Le groupe médiatique privé El Chourouk veut avoir sa propre chaîne internationale. L’information a été donnée par les responsables du groupe eux-mêmes, lors de la célébration du sixième anniversaire de la chaîne El Chourouk TV, avant-hier à l’hôtel El Aurassi à Alger.

Qu’en est-il de ce projet amitieux alors que l’audiovisuel algérien est toujours à la recherche de son rayonnement sur le plan national ?
Contacté hier par téléphone, le conseiller médiatique au sein du groupe El Chourouk, Larbi Zouak, nous explique que «cette chaîne reste pour l’instant une idée qui va se transformer en projet dans les quelques semaines à venir. Ce projet sera concrétisé dans quelques mois».
Larbi Zouak, qui est aussi directeur des relations publiques au sein de ce groupe médiatique privé, présidé par Ali Fodil, affirme qu’«initialement, le siège de cette future chaîne télévisée sera à Alger, mais que probablement le studio central pourrait être à Paris ou à Londres». Avant d’ajouter que le choix de Paris, la capitale française, est dicté par le fait que c’est une ville européenne très présente dans l’imaginaire des Algériens quand ils pensent à l’étranger. «Cette chaîne sera destinée à la diaspora algérienne, magrébine et arabe. L’objectif de sa création est de mettre ces communautés au diapason des évènements liés à leur réalité et à ses perspectives», ajoute aussi le même intervenant.

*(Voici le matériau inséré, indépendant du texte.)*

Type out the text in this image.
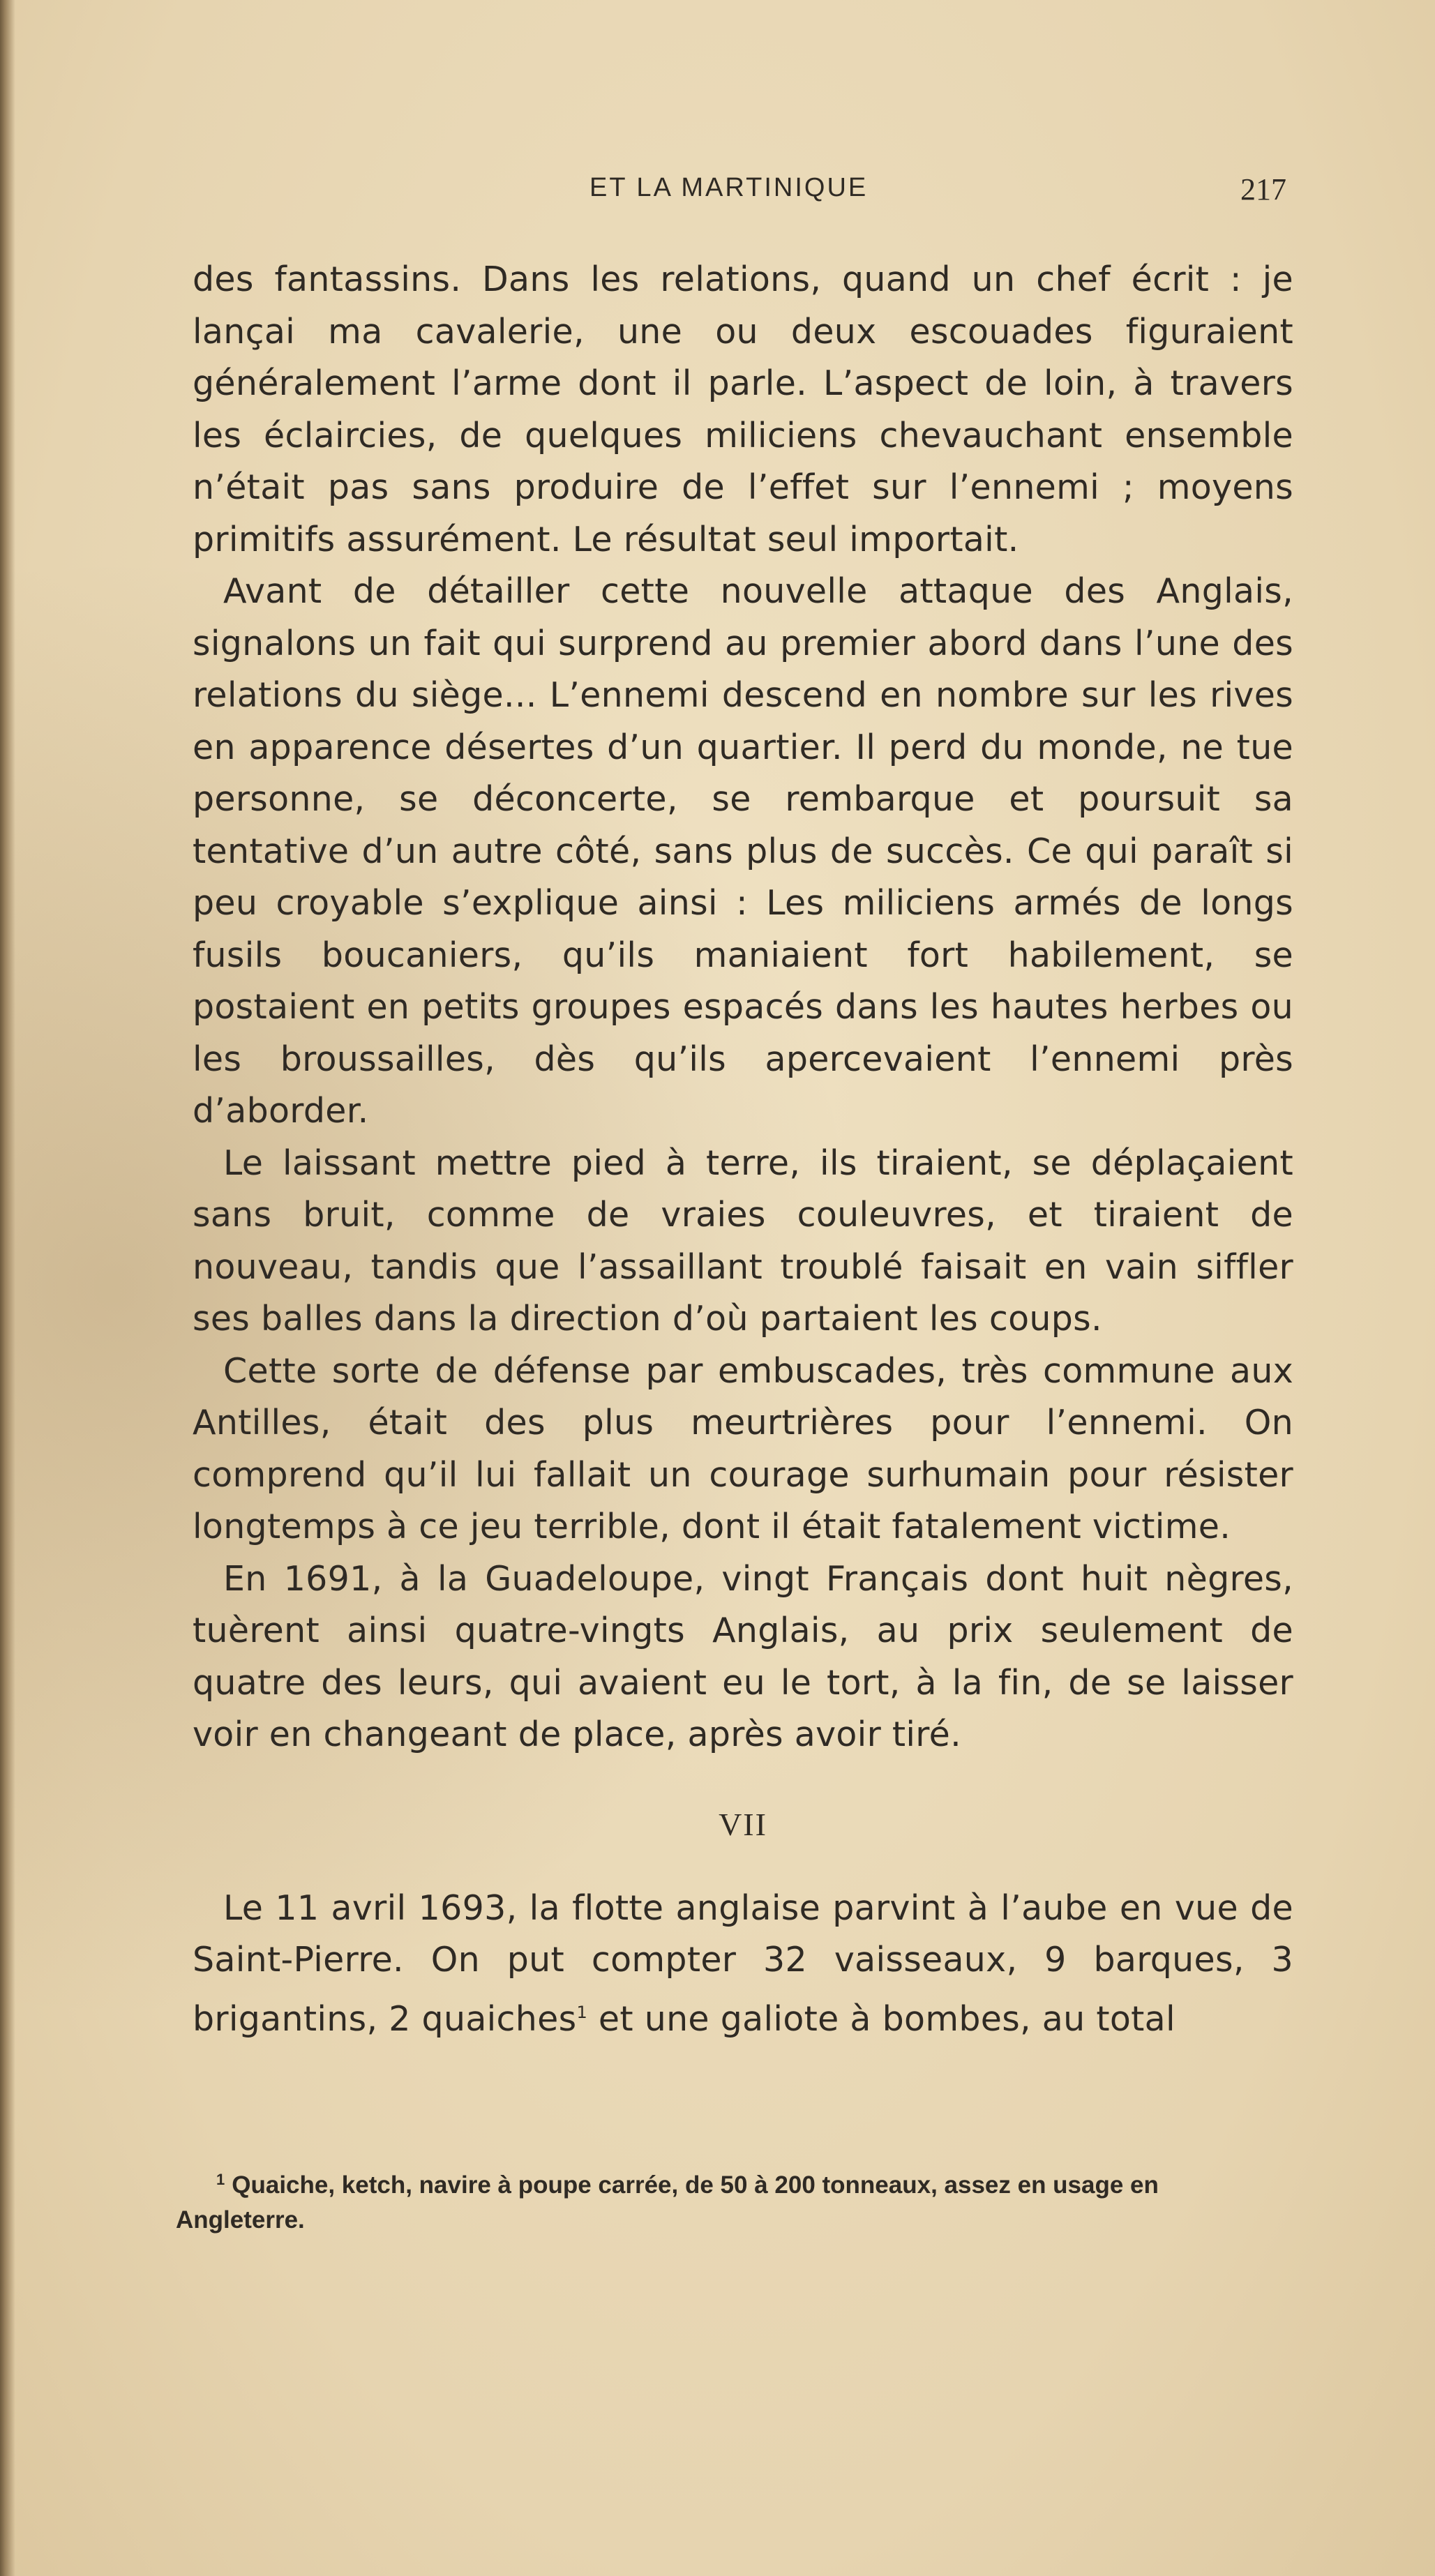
ET LA MARTINIQUE	217

des fantassins. Dans les relations, quand un chef écrit : je lançai ma cavalerie, une ou deux escouades figuraient généralement l’arme dont il parle. L’aspect de loin, à travers les éclaircies, de quelques miliciens chevauchant ensemble n’était pas sans produire de l’effet sur l’ennemi ; moyens primitifs assurément. Le résultat seul importait.

Avant de détailler cette nouvelle attaque des Anglais, signalons un fait qui surprend au premier abord dans l’une des relations du siège... L’ennemi descend en nombre sur les rives en apparence désertes d’un quartier. Il perd du monde, ne tue personne, se déconcerte, se rembarque et poursuit sa tentative d’un autre côté, sans plus de succès. Ce qui paraît si peu croyable s’explique ainsi : Les miliciens armés de longs fusils boucaniers, qu’ils maniaient fort habilement, se postaient en petits groupes espacés dans les hautes herbes ou les broussailles, dès qu’ils apercevaient l’ennemi près d’aborder.

Le laissant mettre pied à terre, ils tiraient, se déplaçaient sans bruit, comme de vraies couleuvres, et tiraient de nouveau, tandis que l’assaillant troublé faisait en vain siffler ses balles dans la direction d’où partaient les coups.

Cette sorte de défense par embuscades, très commune aux Antilles, était des plus meurtrières pour l’ennemi. On comprend qu’il lui fallait un courage surhumain pour résister longtemps à ce jeu terrible, dont il était fatalement victime.

En 1691, à la Guadeloupe, vingt Français dont huit nègres, tuèrent ainsi quatre-vingts Anglais, au prix seulement de quatre des leurs, qui avaient eu le tort, à la fin, de se laisser voir en changeant de place, après avoir tiré.

VII

Le 11 avril 1693, la flotte anglaise parvint à l’aube en vue de Saint-Pierre. On put compter 32 vaisseaux, 9 barques, 3 brigantins, 2 quaiches$^1$ et une galiote à bombes, au total

$^1$ Quaiche, ketch, navire à poupe carrée, de 50 à 200 tonneaux, assez en usage en Angleterre.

Le fait que les chaînes télévisées privées qui existent dans notre pays ont des autorisations d’activité provisoires, ne constitue pas une entrave pour réaliser ce projet souligne le même intervenant. «Nous pensons que la situation actuelle dans le domaine des médias audiovisuels privés ne restera pas floue, les problématiques juridiques dans ce domaine vont être réglés à court terme».
Pour certaines chaînes télévisées qui sont destinées à l’étranger, la présence des pouvoirs publics d’un pays est fortement sentie notamment à travers le financement. C’est le cas par exemple de la chaîne France 24. Mais concernant la future chaîne El Chourouk Internationale, Larbi Zouak affirme : «Cette chaîne se financera par elle-même. La publicité reste la source de revenus la plus importante pour tout le groupe.»

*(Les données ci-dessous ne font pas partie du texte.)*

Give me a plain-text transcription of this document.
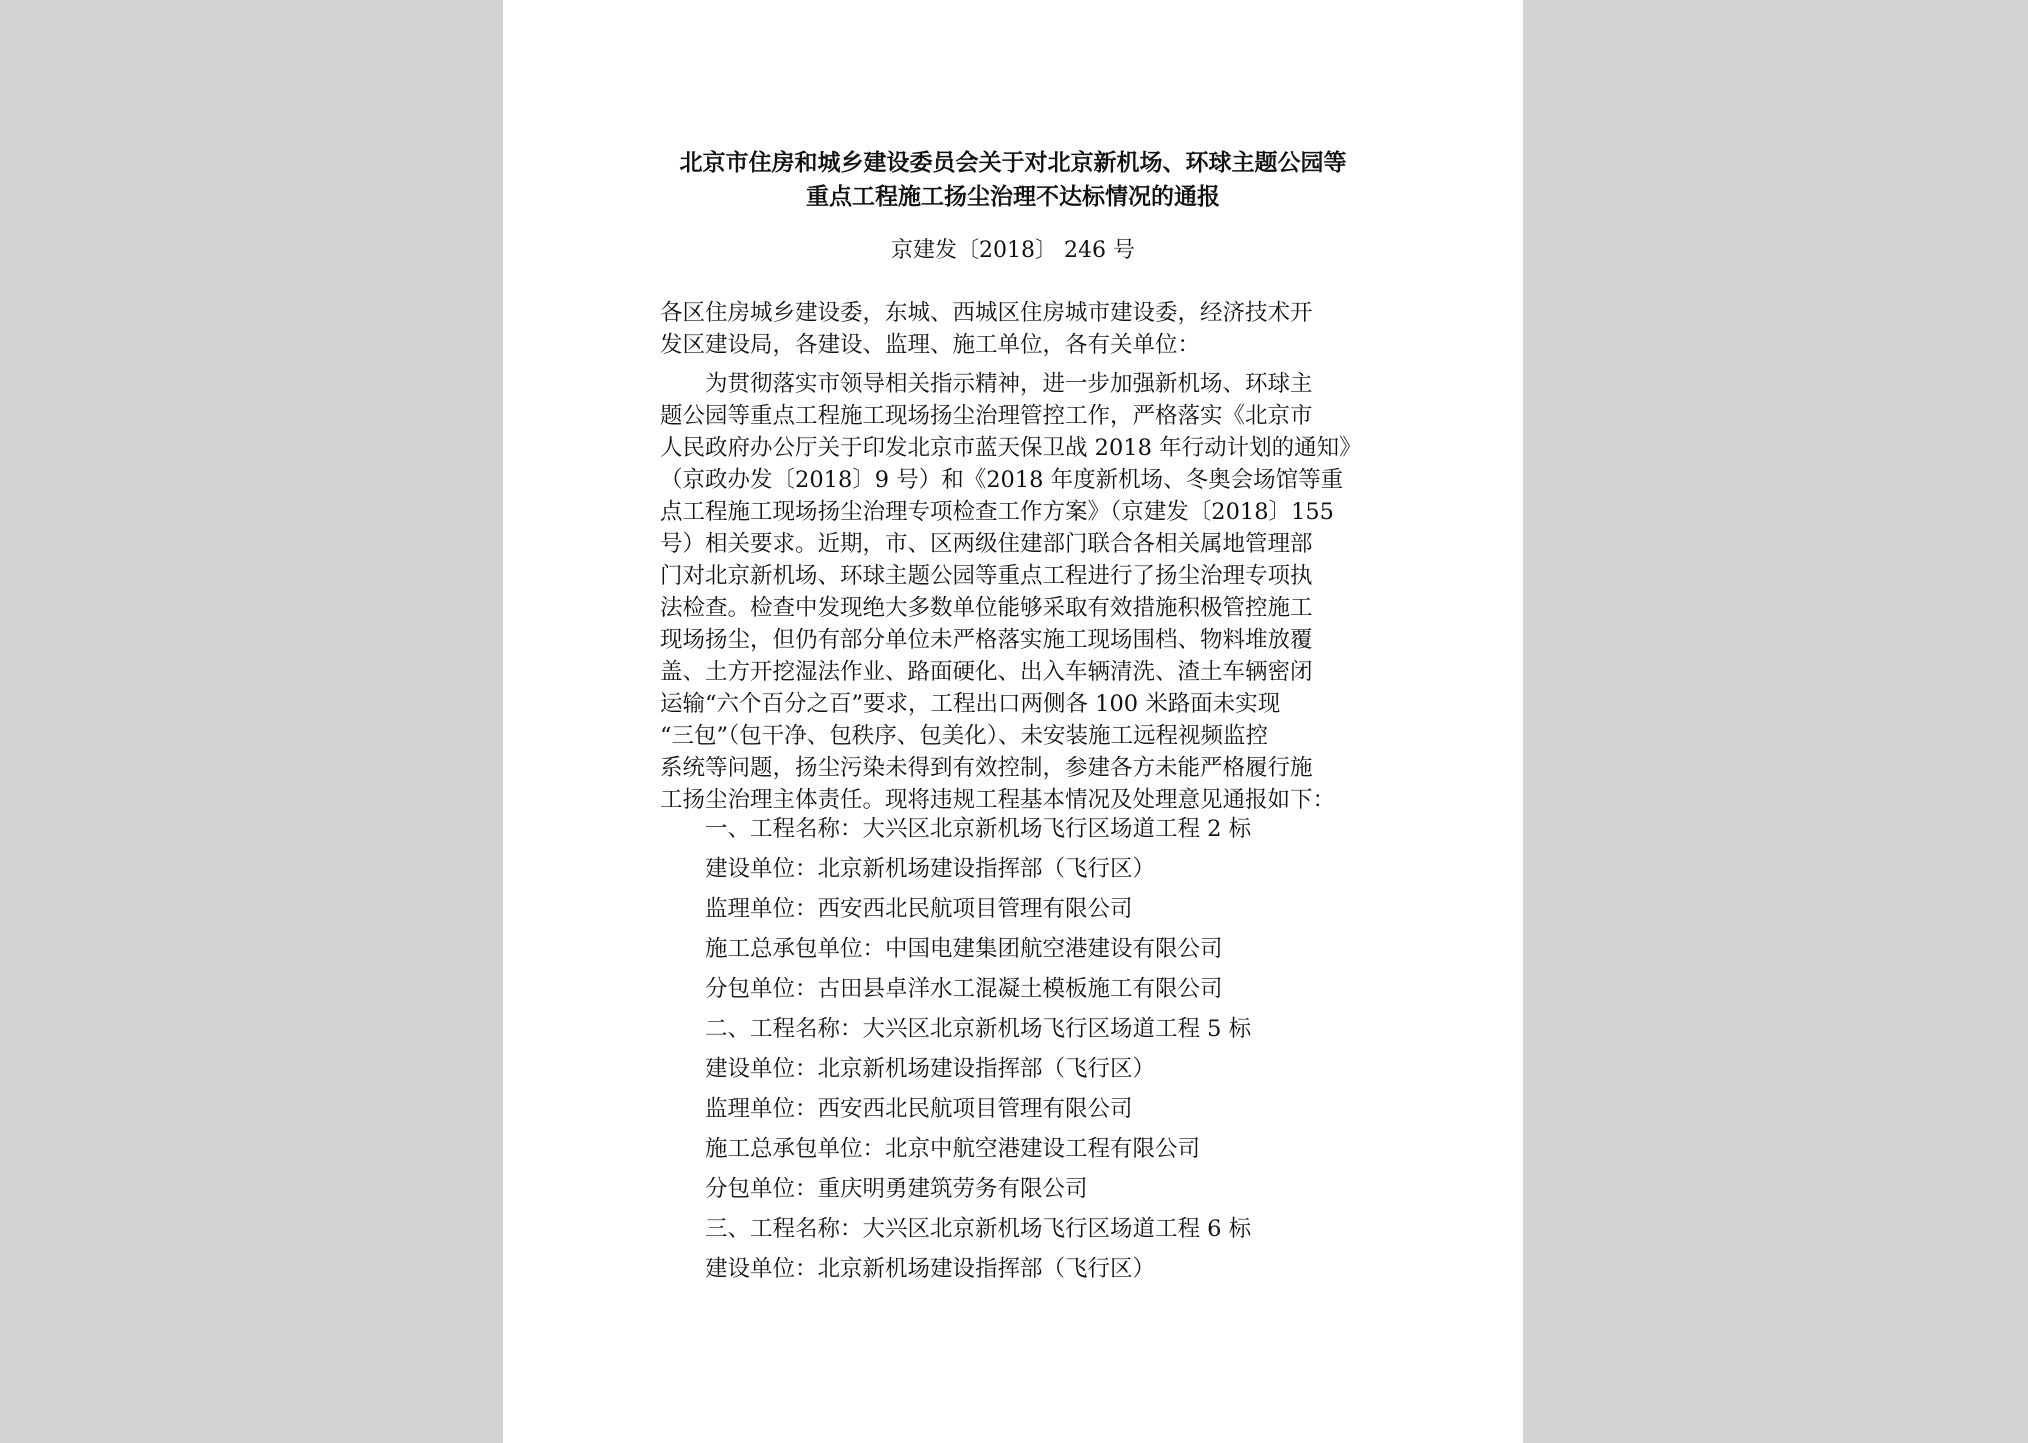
北京市住房和城乡建设委员会关于对北京新机场、环球主题公园等
重点工程施工扬尘治理不达标情况的通报
京建发〔2018〕 246 号
各区住房城乡建设委，东城、西城区住房城市建设委，经济技术开
发区建设局，各建设、监理、施工单位，各有关单位：
为贯彻落实市领导相关指示精神，进一步加强新机场、环球主
题公园等重点工程施工现场扬尘治理管控工作，严格落实《北京市
人民政府办公厅关于印发北京市蓝天保卫战 2018 年行动计划的通知》
（京政办发〔2018〕9 号）和《2018 年度新机场、冬奥会场馆等重
点工程施工现场扬尘治理专项检查工作方案》（京建发〔2018〕155
号）相关要求。近期，市、区两级住建部门联合各相关属地管理部
门对北京新机场、环球主题公园等重点工程进行了扬尘治理专项执
法检查。检查中发现绝大多数单位能够采取有效措施积极管控施工
现场扬尘，但仍有部分单位未严格落实施工现场围档、物料堆放覆
盖、土方开挖湿法作业、路面硬化、出入车辆清洗、渣土车辆密闭
运输“六个百分之百”要求，工程出口两侧各 100 米路面未实现
“三包”（包干净、包秩序、包美化）、未安装施工远程视频监控
系统等问题，扬尘污染未得到有效控制，参建各方未能严格履行施
工扬尘治理主体责任。现将违规工程基本情况及处理意见通报如下：
一、工程名称：大兴区北京新机场飞行区场道工程 2 标
建设单位：北京新机场建设指挥部（飞行区）
监理单位：西安西北民航项目管理有限公司
施工总承包单位：中国电建集团航空港建设有限公司
分包单位：古田县卓洋水工混凝土模板施工有限公司
二、工程名称：大兴区北京新机场飞行区场道工程 5 标
建设单位：北京新机场建设指挥部（飞行区）
监理单位：西安西北民航项目管理有限公司
施工总承包单位：北京中航空港建设工程有限公司
分包单位：重庆明勇建筑劳务有限公司
三、工程名称：大兴区北京新机场飞行区场道工程 6 标
建设单位：北京新机场建设指挥部（飞行区）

À entendre certains spécialistes des médias, réaliser un tel défi avec un autofinancement n’est pas toujours simple. Une source bien informée dans le domaine audiovisuel algérien nous affirme que dans ce genre de projet «une chaîne de cette taille nécessite beaucoup d’argent. Celui qui l’entreprend doit généralement avoir comme soutien, soit des hommes d’affaires soit un appui étatique».
«Pour un tel projet, la concurrence d’autres chaînes sera forte. il y a un certain nombre d’éléments qu’il faut prendre en considération lors de la concrétisation d’un tel projet, notamment pour ce qui est de l’identité de la chaîne, des sources d’information et surtout un vaste réseau de correspondants. Mais tout cela obéit à l’objectif général du propriétaire de la chaîne lui-même. Dans le monde de l’audiovisuel, il n’y a pas d’objectifs communs ou standards, chacun travaille selon son propre objectif. Pour ce qui est de l’autorisation d’activité, ça reste tout de même assez bien accueilli dans les pays européens. Il faut surtout avoir de l’argent et un public auquel on s’adresse », conclut enfin la même source.